Wednesday, August 09, 2006


Anne Frasier started up an interesting discussion on the brokenness of writers and whether death has had anything to do with it.

This is roughly the comment I left on her blog:

If I have any fascination with death, it's because of the taboo surrounding it.

When someone dies we are supposed to be extremely careful about everything we say, even if it happened on the other side of the globe and we have absolutely no connection with the events. We're not supposed to talk about death, for fear that even the mention of it may bring bad luck. In some cultures, widows wear black for the rest of their lives and never remarry.

All of this gets the rebel in me fired up.

Death is part of life. It seems absolutely absurd to ignore it or brush the subject under the carpet.

I want to be able to joke about death. I want to imagine what life would be like if my loved ones die, or what it would be like for them if I die.

Death comes to us all, so I believe I have the right to explore the subject in any way I see fit, so I can come to terms with death in my own way.

When I die, I don't want to take up land that could be used for something better. Compact me into a brick and use it as a foundation stone for a building. Don't dare cremate me and pollute the atmosphere. Dispose of my body in an enviromentally friendly way, because I don't really care what happens to it. I'm no longer there.

When I die, I want people to dance to John Lee Hooker singing Boom, Boom, as loud as the sound system can go.

My death is mine, let me deal with it as I please.


anne frasier said...

daniel, thanks so much for the link and your great comment! i'm surprised and gratified by amount of participaton in this subject -- and now i'm even more fascinated!

Sandra Ruttan said...

I'm glad you posted this Daniel - I read your comments and actually said you should post about it.

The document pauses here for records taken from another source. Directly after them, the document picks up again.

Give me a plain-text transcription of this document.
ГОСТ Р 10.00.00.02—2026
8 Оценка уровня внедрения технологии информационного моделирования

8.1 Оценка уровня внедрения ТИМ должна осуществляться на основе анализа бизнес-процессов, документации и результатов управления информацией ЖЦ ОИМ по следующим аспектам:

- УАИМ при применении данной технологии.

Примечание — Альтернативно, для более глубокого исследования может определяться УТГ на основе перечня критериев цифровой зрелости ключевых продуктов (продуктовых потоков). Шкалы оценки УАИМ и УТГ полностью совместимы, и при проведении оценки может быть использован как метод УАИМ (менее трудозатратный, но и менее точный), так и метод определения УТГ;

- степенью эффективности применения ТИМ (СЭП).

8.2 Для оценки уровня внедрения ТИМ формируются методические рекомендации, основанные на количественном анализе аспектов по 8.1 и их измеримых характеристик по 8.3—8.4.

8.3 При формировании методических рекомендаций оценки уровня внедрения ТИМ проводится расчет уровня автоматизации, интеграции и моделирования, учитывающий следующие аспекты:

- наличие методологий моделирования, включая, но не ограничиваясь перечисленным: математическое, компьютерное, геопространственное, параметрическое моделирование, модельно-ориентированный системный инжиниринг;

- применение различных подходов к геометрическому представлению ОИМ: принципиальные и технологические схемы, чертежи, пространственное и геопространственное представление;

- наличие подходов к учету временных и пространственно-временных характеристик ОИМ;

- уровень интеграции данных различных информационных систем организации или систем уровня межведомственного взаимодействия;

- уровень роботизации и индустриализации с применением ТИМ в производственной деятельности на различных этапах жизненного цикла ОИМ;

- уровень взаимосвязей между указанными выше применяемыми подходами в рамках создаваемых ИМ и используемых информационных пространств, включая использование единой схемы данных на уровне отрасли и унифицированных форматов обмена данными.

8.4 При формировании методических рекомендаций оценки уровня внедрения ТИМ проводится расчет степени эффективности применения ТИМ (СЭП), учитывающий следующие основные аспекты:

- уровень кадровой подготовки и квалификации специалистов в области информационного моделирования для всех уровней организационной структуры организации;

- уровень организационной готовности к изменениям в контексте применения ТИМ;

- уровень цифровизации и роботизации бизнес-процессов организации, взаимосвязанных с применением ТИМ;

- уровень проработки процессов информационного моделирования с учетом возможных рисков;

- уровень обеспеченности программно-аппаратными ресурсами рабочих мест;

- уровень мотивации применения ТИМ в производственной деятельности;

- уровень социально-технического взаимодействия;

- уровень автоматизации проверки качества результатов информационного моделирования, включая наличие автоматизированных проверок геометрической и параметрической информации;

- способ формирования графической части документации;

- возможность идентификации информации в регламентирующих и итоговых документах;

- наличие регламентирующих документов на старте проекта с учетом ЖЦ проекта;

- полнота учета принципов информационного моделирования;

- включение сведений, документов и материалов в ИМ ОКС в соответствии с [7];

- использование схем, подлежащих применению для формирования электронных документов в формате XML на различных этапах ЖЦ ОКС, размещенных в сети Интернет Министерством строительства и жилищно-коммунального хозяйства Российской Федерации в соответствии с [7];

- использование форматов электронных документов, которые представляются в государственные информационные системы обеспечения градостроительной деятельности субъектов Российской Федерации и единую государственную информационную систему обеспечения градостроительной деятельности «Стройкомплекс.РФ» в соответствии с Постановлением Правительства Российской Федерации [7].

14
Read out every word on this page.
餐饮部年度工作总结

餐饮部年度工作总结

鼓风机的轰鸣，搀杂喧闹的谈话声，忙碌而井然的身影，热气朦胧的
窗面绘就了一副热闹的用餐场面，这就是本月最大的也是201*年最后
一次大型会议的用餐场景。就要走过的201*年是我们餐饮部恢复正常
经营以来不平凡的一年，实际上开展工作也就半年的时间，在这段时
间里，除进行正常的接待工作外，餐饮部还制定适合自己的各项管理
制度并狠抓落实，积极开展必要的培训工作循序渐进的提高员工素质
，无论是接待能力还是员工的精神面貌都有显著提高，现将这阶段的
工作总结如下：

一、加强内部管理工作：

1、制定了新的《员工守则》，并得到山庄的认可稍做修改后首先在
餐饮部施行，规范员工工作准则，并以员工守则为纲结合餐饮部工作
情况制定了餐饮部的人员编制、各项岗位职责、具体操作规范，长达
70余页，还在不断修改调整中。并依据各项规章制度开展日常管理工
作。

Thanks for speaking up and sharing your thoughts.

Bill Cameron said...

I'm with you, Daniel. Given the fact that being compressed into a brick seems to be not an option, I've asked my family to toss me in a drift of leaves in the forest. Let the bugs and beasts take care of me.

Probably won't go the way I want though. Sheesh, can't we just let a fellow be dead in peace?

Daniel Hatadi said...

Anne, it's a terrific topic, and a universal one, but the reason everyone has been talking about it is because of your great skills at 'bartending'.

Cheers, Sandra. Fellow Crimespree debutantes obviously think alike.

Thanks for dropping by, Bill. Sounds like we're in full agreement. Excellent comment on Anne's blog, by the way.

Mary said...

Death is certainly a part of life but it's just so damn sad sometimes, especially when it's someone close and you just won't *see* them again. Nor hear them laugh or cry, or even just hug them.

I think in most cases people just don't *know* what to say so it becomes this awkward moment that eventually heals with time and then yes, you can hopefully laugh about it.

I still can't laugh about my uncle dying the way he did though.

anne frasier said...

does anybody else imagine tripping over bill's dead body while out for a walk in the woods?!?!
and then suddenly finding these poorly-planted bodies all over the damn place????

oops, there's another one!

memories of my uncle: when i tended real bar, travelers sometimes stopped and asked if we had a restroom. i would cringe, because my uncle would always shout and point to the door: "Yeah, out behind that tree!" i would never do that. :D

Sandra Ruttan said...

Does this mean we have a permanent link or something? When should I share the names of the men I think are sexy?

M. G. Tarquini said...

Just found this, Daniel.

We're going the cremation route. Then the kids can pour half of us into separate containers, and carry a little of us wherever they go.